In severe and extensive contusion-injuries the cure is very much promoted when, in addition to a small dose of arnica taken internally (when necessary a dose every three days), the parts are also for the first twenty-four hours externally moistened with wine or equal parts of brandy and water, with one pound of either of which five to ten drops of the hundred-fold potentized dilution of arnica are mixed and strongly succussed about ten times.
But the following list of its pule powers points to several other morbid conditions in the human system for which arnica offers sure homoeopathic relief. It is a medicine of much utility, and although its action even in same doses does not last beyond six days, yet I have found it an indispensable auxiliary and intermediate remedy even in the most chronic diseases.
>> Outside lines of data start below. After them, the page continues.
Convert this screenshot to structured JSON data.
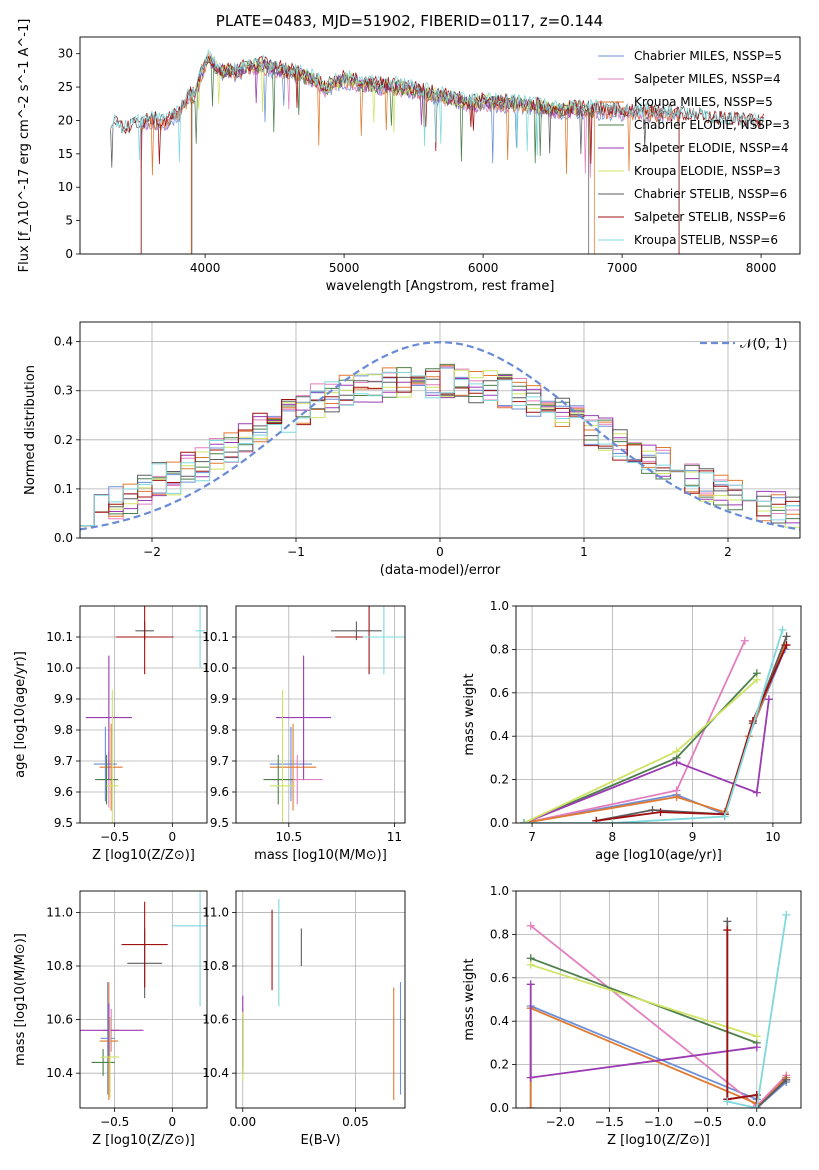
{
  "figure_title": "PLATE=0483, MJD=51902, FIBERID=0117, z=0.144",
  "colors": [
    "#6c8fd8",
    "#e37fbf",
    "#e07a30",
    "#4d7f4b",
    "#9b3bb3",
    "#cfe364",
    "#5d5d5d",
    "#a11010",
    "#7fd8dc"
  ],
  "chart_data": [
    {
      "type": "line",
      "title": "PLATE=0483, MJD=51902, FIBERID=0117, z=0.144",
      "xlabel": "wavelength [Angstrom, rest frame]",
      "ylabel": "Flux [f_λ10^-17 erg cm^-2 s^-1 A^-1]",
      "xlim": [
        3100,
        8280
      ],
      "ylim": [
        0,
        32.5
      ],
      "xticks": [
        4000,
        5000,
        6000,
        7000,
        8000
      ],
      "yticks": [
        0,
        5,
        10,
        15,
        20,
        25,
        30
      ],
      "grid": false,
      "legend_position": "top-right",
      "spectrum_profile": [
        [
          3320,
          19.5
        ],
        [
          3350,
          19.6
        ],
        [
          3420,
          18.7
        ],
        [
          3480,
          19.2
        ],
        [
          3560,
          19.6
        ],
        [
          3620,
          20.1
        ],
        [
          3700,
          19.7
        ],
        [
          3760,
          20.5
        ],
        [
          3820,
          21.2
        ],
        [
          3880,
          23.5
        ],
        [
          3930,
          24.0
        ],
        [
          3980,
          27.5
        ],
        [
          4020,
          29.5
        ],
        [
          4100,
          27.5
        ],
        [
          4200,
          27.3
        ],
        [
          4300,
          27.8
        ],
        [
          4400,
          28.3
        ],
        [
          4500,
          27.7
        ],
        [
          4600,
          27.3
        ],
        [
          4700,
          26.9
        ],
        [
          4800,
          26.0
        ],
        [
          4860,
          24.8
        ],
        [
          4900,
          25.3
        ],
        [
          5000,
          26.1
        ],
        [
          5100,
          25.6
        ],
        [
          5200,
          25.3
        ],
        [
          5300,
          25.1
        ],
        [
          5400,
          25.0
        ],
        [
          5500,
          24.6
        ],
        [
          5600,
          24.1
        ],
        [
          5700,
          23.7
        ],
        [
          5800,
          23.1
        ],
        [
          5900,
          22.6
        ],
        [
          6000,
          22.8
        ],
        [
          6100,
          22.7
        ],
        [
          6200,
          22.6
        ],
        [
          6300,
          22.4
        ],
        [
          6400,
          22.1
        ],
        [
          6500,
          21.7
        ],
        [
          6600,
          21.6
        ],
        [
          6700,
          21.8
        ],
        [
          6800,
          21.6
        ],
        [
          6900,
          21.5
        ],
        [
          7000,
          21.3
        ],
        [
          7100,
          21.2
        ],
        [
          7200,
          21.1
        ],
        [
          7300,
          21.0
        ],
        [
          7400,
          20.9
        ],
        [
          7500,
          20.6
        ],
        [
          7600,
          20.4
        ],
        [
          7700,
          20.1
        ],
        [
          7800,
          19.9
        ],
        [
          7900,
          19.8
        ],
        [
          8000,
          19.7
        ],
        [
          8020,
          19.8
        ]
      ],
      "series": [
        {
          "name": "Chabrier MILES, N_SSP=5",
          "x_range": [
            3540,
            7410
          ]
        },
        {
          "name": "Salpeter MILES, N_SSP=4",
          "x_range": [
            3540,
            7410
          ]
        },
        {
          "name": "Kroupa MILES, N_SSP=5",
          "x_range": [
            3540,
            7410
          ]
        },
        {
          "name": "Chabrier ELODIE, N_SSP=3",
          "x_range": [
            3900,
            6800
          ]
        },
        {
          "name": "Salpeter ELODIE, N_SSP=4",
          "x_range": [
            3900,
            6800
          ]
        },
        {
          "name": "Kroupa ELODIE, N_SSP=3",
          "x_range": [
            3900,
            6800
          ]
        },
        {
          "name": "Chabrier STELIB, N_SSP=6",
          "x_range": [
            3320,
            8020
          ]
        },
        {
          "name": "Salpeter STELIB, N_SSP=6",
          "x_range": [
            3320,
            8020
          ]
        },
        {
          "name": "Kroupa STELIB, N_SSP=6",
          "x_range": [
            3320,
            8020
          ]
        }
      ]
    },
    {
      "type": "histogram",
      "xlabel": "(data-model)/error",
      "ylabel": "Normed distribution",
      "xlim": [
        -2.5,
        2.5
      ],
      "ylim": [
        0,
        0.44
      ],
      "xticks": [
        -2,
        -1,
        0,
        1,
        2
      ],
      "yticks": [
        0.0,
        0.1,
        0.2,
        0.3,
        0.4
      ],
      "grid": true,
      "legend": "𝒩(0, 1)",
      "legend_position": "top-right",
      "bin_edges_range": [
        -2.5,
        2.5
      ],
      "n_bins": 50,
      "reference_curve": "normal(0,1)",
      "series_profile": [
        0.06,
        0.06,
        0.07,
        0.08,
        0.1,
        0.12,
        0.12,
        0.14,
        0.15,
        0.17,
        0.18,
        0.2,
        0.22,
        0.23,
        0.25,
        0.26,
        0.28,
        0.29,
        0.3,
        0.31,
        0.31,
        0.32,
        0.32,
        0.32,
        0.32,
        0.32,
        0.32,
        0.31,
        0.31,
        0.3,
        0.29,
        0.28,
        0.27,
        0.25,
        0.24,
        0.22,
        0.21,
        0.19,
        0.18,
        0.16,
        0.15,
        0.13,
        0.12,
        0.11,
        0.1,
        0.09,
        0.08,
        0.07,
        0.06,
        0.05
      ]
    },
    {
      "type": "scatter",
      "xlabel": "Z [log10(Z/Z⊙)]",
      "ylabel": "age [log10(age/yr)]",
      "xlim": [
        -0.8,
        0.3
      ],
      "ylim": [
        9.5,
        10.2
      ],
      "xticks": [
        -0.5,
        0.0
      ],
      "yticks": [
        9.5,
        9.6,
        9.7,
        9.8,
        9.9,
        10.0,
        10.1
      ],
      "grid": true,
      "points": [
        {
          "x": -0.58,
          "y": 9.69,
          "xerr": 0.1,
          "yerr": 0.12
        },
        {
          "x": -0.55,
          "y": 9.64,
          "xerr": 0.08,
          "yerr": 0.09
        },
        {
          "x": -0.53,
          "y": 9.68,
          "xerr": 0.1,
          "yerr": 0.14
        },
        {
          "x": -0.57,
          "y": 9.64,
          "xerr": 0.1,
          "yerr": 0.08
        },
        {
          "x": -0.55,
          "y": 9.84,
          "xerr": 0.2,
          "yerr": 0.2
        },
        {
          "x": -0.52,
          "y": 9.62,
          "xerr": 0.05,
          "yerr": 0.31
        },
        {
          "x": -0.24,
          "y": 10.12,
          "xerr": 0.08,
          "yerr": 0.03
        },
        {
          "x": -0.24,
          "y": 10.1,
          "xerr": 0.25,
          "yerr": 0.12
        },
        {
          "x": 0.24,
          "y": 10.12,
          "xerr": 0.04,
          "yerr": 0.12
        }
      ]
    },
    {
      "type": "scatter",
      "xlabel": "mass [log10(M/M⊙)]",
      "ylabel": "",
      "xlim": [
        10.25,
        11.05
      ],
      "ylim": [
        9.5,
        10.2
      ],
      "xticks": [
        10.5,
        11.0
      ],
      "yticks": [
        9.5,
        9.6,
        9.7,
        9.8,
        9.9,
        10.0,
        10.1
      ],
      "grid": true,
      "points": [
        {
          "x": 10.51,
          "y": 9.69,
          "xerr": 0.1,
          "yerr": 0.12
        },
        {
          "x": 10.54,
          "y": 9.64,
          "xerr": 0.12,
          "yerr": 0.08
        },
        {
          "x": 10.52,
          "y": 9.68,
          "xerr": 0.11,
          "yerr": 0.14
        },
        {
          "x": 10.45,
          "y": 9.64,
          "xerr": 0.07,
          "yerr": 0.08
        },
        {
          "x": 10.57,
          "y": 9.84,
          "xerr": 0.13,
          "yerr": 0.2
        },
        {
          "x": 10.47,
          "y": 9.62,
          "xerr": 0.06,
          "yerr": 0.31
        },
        {
          "x": 10.82,
          "y": 10.12,
          "xerr": 0.12,
          "yerr": 0.03
        },
        {
          "x": 10.88,
          "y": 10.1,
          "xerr": 0.16,
          "yerr": 0.12
        },
        {
          "x": 10.95,
          "y": 10.1,
          "xerr": 0.1,
          "yerr": 0.12
        }
      ]
    },
    {
      "type": "line",
      "xlabel": "age [log10(age/yr)]",
      "ylabel": "mass weight",
      "xlim": [
        6.8,
        10.35
      ],
      "ylim": [
        0.0,
        1.0
      ],
      "xticks": [
        7,
        8,
        9,
        10
      ],
      "yticks": [
        0.0,
        0.2,
        0.4,
        0.6,
        0.8,
        1.0
      ],
      "grid": true,
      "series": [
        {
          "points": [
            [
              6.9,
              0.0
            ],
            [
              8.8,
              0.13
            ],
            [
              9.4,
              0.04
            ],
            [
              9.7,
              0.4
            ],
            [
              10.15,
              0.8
            ]
          ]
        },
        {
          "points": [
            [
              6.9,
              0.0
            ],
            [
              8.8,
              0.15
            ],
            [
              9.65,
              0.84
            ]
          ]
        },
        {
          "points": [
            [
              6.9,
              0.0
            ],
            [
              8.8,
              0.12
            ],
            [
              9.4,
              0.05
            ],
            [
              9.7,
              0.4
            ],
            [
              10.15,
              0.82
            ]
          ]
        },
        {
          "points": [
            [
              6.9,
              0.0
            ],
            [
              8.8,
              0.3
            ],
            [
              9.8,
              0.69
            ]
          ]
        },
        {
          "points": [
            [
              6.9,
              0.0
            ],
            [
              8.8,
              0.28
            ],
            [
              9.8,
              0.14
            ],
            [
              9.95,
              0.57
            ]
          ]
        },
        {
          "points": [
            [
              6.9,
              0.0
            ],
            [
              8.8,
              0.33
            ],
            [
              9.8,
              0.66
            ]
          ]
        },
        {
          "points": [
            [
              7.8,
              0.01
            ],
            [
              8.5,
              0.06
            ],
            [
              9.4,
              0.04
            ],
            [
              9.75,
              0.46
            ],
            [
              10.17,
              0.86
            ]
          ]
        },
        {
          "points": [
            [
              7.8,
              0.01
            ],
            [
              8.6,
              0.05
            ],
            [
              9.4,
              0.04
            ],
            [
              9.75,
              0.47
            ],
            [
              10.17,
              0.82
            ]
          ]
        },
        {
          "points": [
            [
              6.9,
              0.0
            ],
            [
              8.0,
              0.0
            ],
            [
              9.4,
              0.03
            ],
            [
              10.12,
              0.89
            ]
          ]
        }
      ]
    },
    {
      "type": "scatter",
      "xlabel": "Z [log10(Z/Z⊙)]",
      "ylabel": "mass [log10(M/M⊙)]",
      "xlim": [
        -0.8,
        0.3
      ],
      "ylim": [
        10.27,
        11.08
      ],
      "xticks": [
        -0.5,
        0.0
      ],
      "yticks": [
        10.4,
        10.6,
        10.8,
        11.0
      ],
      "grid": true,
      "points": [
        {
          "x": -0.56,
          "y": 10.53,
          "xerr": 0.06,
          "yerr": 0.21
        },
        {
          "x": -0.53,
          "y": 10.56,
          "xerr": 0.07,
          "yerr": 0.08
        },
        {
          "x": -0.55,
          "y": 10.52,
          "xerr": 0.08,
          "yerr": 0.22
        },
        {
          "x": -0.6,
          "y": 10.44,
          "xerr": 0.1,
          "yerr": 0.05
        },
        {
          "x": -0.55,
          "y": 10.56,
          "xerr": 0.3,
          "yerr": 0.1
        },
        {
          "x": -0.54,
          "y": 10.46,
          "xerr": 0.08,
          "yerr": 0.15
        },
        {
          "x": -0.24,
          "y": 10.81,
          "xerr": 0.15,
          "yerr": 0.13
        },
        {
          "x": -0.24,
          "y": 10.88,
          "xerr": 0.2,
          "yerr": 0.16
        },
        {
          "x": 0.24,
          "y": 10.95,
          "xerr": 0.24,
          "yerr": 0.3
        }
      ]
    },
    {
      "type": "scatter",
      "xlabel": "E(B-V)",
      "ylabel": "",
      "xlim": [
        -0.003,
        0.072
      ],
      "ylim": [
        10.27,
        11.08
      ],
      "xticks": [
        0.0,
        0.05
      ],
      "xtick_labels": [
        "0.00",
        "0.05"
      ],
      "yticks": [
        10.4,
        10.6,
        10.8,
        11.0
      ],
      "grid": true,
      "points": [
        {
          "x": 0.07,
          "y": 10.53,
          "yerr": 0.21
        },
        {
          "x": 0.0,
          "y": 10.56,
          "yerr": 0.08
        },
        {
          "x": 0.067,
          "y": 10.51,
          "yerr": 0.21
        },
        {
          "x": 0.0,
          "y": 10.5,
          "yerr": 0.1
        },
        {
          "x": 0.0,
          "y": 10.56,
          "yerr": 0.13
        },
        {
          "x": 0.0,
          "y": 10.5,
          "yerr": 0.13
        },
        {
          "x": 0.026,
          "y": 10.87,
          "yerr": 0.07
        },
        {
          "x": 0.013,
          "y": 10.86,
          "yerr": 0.15
        },
        {
          "x": 0.016,
          "y": 10.85,
          "yerr": 0.2
        }
      ]
    },
    {
      "type": "line",
      "xlabel": "Z [log10(Z/Z⊙)]",
      "ylabel": "mass weight",
      "xlim": [
        -2.45,
        0.45
      ],
      "ylim": [
        0.0,
        1.0
      ],
      "xticks": [
        -2.0,
        -1.5,
        -1.0,
        -0.5,
        0.0
      ],
      "xtick_labels": [
        "−2.0",
        "−1.5",
        "−1.0",
        "−0.5",
        "0.0"
      ],
      "yticks": [
        0.0,
        0.2,
        0.4,
        0.6,
        0.8,
        1.0
      ],
      "grid": true,
      "series": [
        {
          "points": [
            [
              -2.3,
              0.0
            ],
            [
              -2.3,
              0.47
            ],
            [
              0.0,
              0.04
            ],
            [
              0.0,
              0.0
            ],
            [
              0.3,
              0.12
            ]
          ]
        },
        {
          "points": [
            [
              -2.3,
              0.84
            ],
            [
              0.0,
              0.01
            ],
            [
              0.3,
              0.15
            ]
          ]
        },
        {
          "points": [
            [
              -2.3,
              0.0
            ],
            [
              -2.3,
              0.46
            ],
            [
              0.0,
              0.02
            ],
            [
              0.0,
              0.0
            ],
            [
              0.3,
              0.14
            ]
          ]
        },
        {
          "points": [
            [
              -2.3,
              0.69
            ],
            [
              0.0,
              0.3
            ]
          ]
        },
        {
          "points": [
            [
              -2.3,
              0.57
            ],
            [
              -2.3,
              0.14
            ],
            [
              0.0,
              0.28
            ]
          ]
        },
        {
          "points": [
            [
              -2.3,
              0.66
            ],
            [
              0.0,
              0.33
            ]
          ]
        },
        {
          "points": [
            [
              -0.3,
              0.86
            ],
            [
              -0.3,
              0.04
            ],
            [
              0.0,
              0.06
            ],
            [
              0.0,
              0.0
            ],
            [
              0.3,
              0.13
            ]
          ]
        },
        {
          "points": [
            [
              -0.3,
              0.82
            ],
            [
              -0.3,
              0.04
            ],
            [
              0.0,
              0.06
            ],
            [
              0.0,
              0.0
            ]
          ]
        },
        {
          "points": [
            [
              -0.3,
              0.03
            ],
            [
              0.0,
              0.0
            ],
            [
              0.3,
              0.89
            ]
          ]
        }
      ]
    }
  ]
}
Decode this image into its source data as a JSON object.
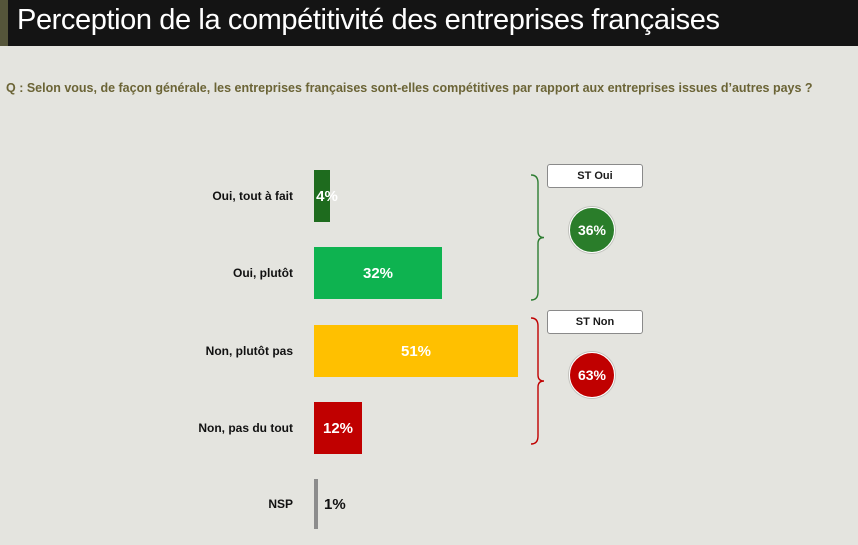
{
  "title": "Perception de la compétitivité des entreprises françaises",
  "question": "Q : Selon vous, de façon générale, les entreprises françaises sont-elles compétitives par rapport aux entreprises issues d’autres pays ?",
  "chart_data": {
    "type": "bar",
    "orientation": "horizontal",
    "categories": [
      "Oui, tout à fait",
      "Oui, plutôt",
      "Non, plutôt pas",
      "Non, pas du tout",
      "NSP"
    ],
    "values": [
      4,
      32,
      51,
      12,
      1
    ],
    "value_labels": [
      "4%",
      "32%",
      "51%",
      "12%",
      "1%"
    ],
    "colors": [
      "#1e6b1e",
      "#0eb350",
      "#ffc000",
      "#c00000",
      "#8c8c8c"
    ]
  },
  "summaries": [
    {
      "label": "ST Oui",
      "value": "36%",
      "color": "#2a7d2a",
      "bracket_color": "#2e7d32"
    },
    {
      "label": "ST Non",
      "value": "63%",
      "color": "#c00000",
      "bracket_color": "#c00000"
    }
  ]
}
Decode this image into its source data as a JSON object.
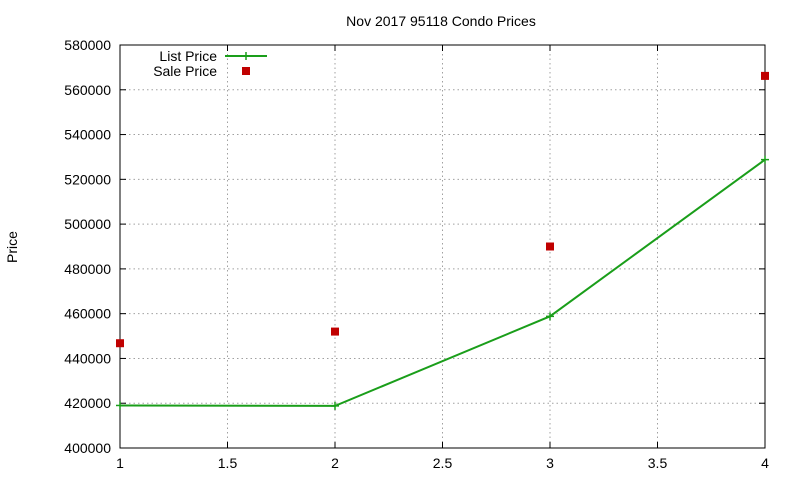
{
  "chart_data": {
    "type": "line",
    "title": "Nov 2017 95118 Condo Prices",
    "xlabel": "",
    "ylabel": "Price",
    "xlim": [
      1,
      4
    ],
    "ylim": [
      400000,
      580000
    ],
    "x_ticks": [
      "1",
      "1.5",
      "2",
      "2.5",
      "3",
      "3.5",
      "4"
    ],
    "y_ticks": [
      "400000",
      "420000",
      "440000",
      "460000",
      "480000",
      "500000",
      "520000",
      "540000",
      "560000",
      "580000"
    ],
    "grid": true,
    "legend_position": "top-left",
    "series": [
      {
        "name": "List Price",
        "style": "line-with-plus-markers",
        "color": "#1a9e1a",
        "x": [
          1,
          2,
          3,
          4
        ],
        "y": [
          419000,
          418800,
          458800,
          528800
        ]
      },
      {
        "name": "Sale Price",
        "style": "square-markers",
        "color": "#c00000",
        "x": [
          1,
          2,
          3,
          4
        ],
        "y": [
          446800,
          452000,
          490000,
          566200
        ]
      }
    ]
  }
}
But we must never employ it in purely inflammatory acute diseases, with general heat, chiefly external, nor in diarrhoeas. In such cases it will always be found to be very hurtful, the reason of which is obvious from its peculiar mode of action.
In some kinds of false pleurisy, however, it is very efficacious, in such, namely, whose symptoms correspond to those of this root.
The best preparation of this medicine for internal use is the decillionth(In this as in many other places. Hahnemann rally the potency by the degree of its dilution. And not as on other occasions by the number of times it has been diluted by the addition of 99 or 100 parts to 1 of the stronger preparation. Thus “the hundred-fold potentized dilution” is the first dilution.” The decillinth development of power” is the thirtieth dilution”) development of power. When we can obtain the plant in the green state we mix the freshly expressed juice obtained from the whole plant when near its flowering time with equal parts of spirits of wine. Two drops of the clear fluid, obtained by allowing the mixture to stand, are first diluted with ninety-eight drops of spirits of wine and potentized by two succussions. The dilution is carried on through twenty-nine other phials, always one drop of the weaker dilution added to 100 drops of spirit in the next phial, and shaken twice. In the last phial it is brought to the decillionth development of power.
But if we cannot get the plant in the green state we must be satisfied with a tincture made by adding ten grains of the finely powdered root, as fresh as it can be had, to 1000 drops of alcohol, and allowing it to digest for a week, giving it one shake per diem. Of this one drop is mixed with 100 drops of alcohol, and potentized with two succussions, and so on until the decillionth potency is reached. Two or three of the smallest globules moistened with the highest potency are the most ordinary dose for internal use.